Yolun çıkışına gelince geri döndü, esintinin itelemesiyle şimdi daha diriydi yürüyüşü.
* * *
Kavşağa gelince bir küçük açıklıkta pazarcının kasasını ters çevirip oturdu, büzüştü…
- Ne oldu abi? Rahatsızlandın mı?
- Biraz dinleneceğim…
- Bi elma verem mi?
- Ver hadi!...
Pazarcının, önlüğüne sürtüp sözde temizlediği elmayı aldı, gelen geçenleri izlemeye başladı…
İzledi…
İzledi…
İzledi…
İnanılmaz bir ortamdı bu…
Bunca insanın suratını bunca asabilen bir dönem yaşamış mıydı bu ülke daha önce?

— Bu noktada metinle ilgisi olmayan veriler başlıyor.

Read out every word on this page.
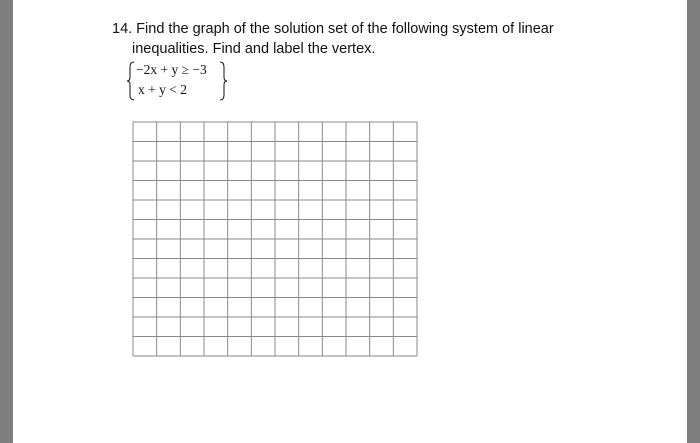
14. Find the graph of the solution set of the following system of linear
inequalities. Find and label the vertex.
−2x + y ≥ −3
x + y < 2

Yaşlılar keyifsiz, gençler keyifsiz, eli anasının elinde, sürüklenen çocuklar keyifsiz, çocuk arabasında itelenen bebekler bile keyifsiz…
Kim ne yaparak, ne sunarak bu insanları bir daha, ESKİ GÜNLERİN GÜLEMESE BİLE GÜLÜMSEYEN TOPLUMU haline dönüştürebilir ki?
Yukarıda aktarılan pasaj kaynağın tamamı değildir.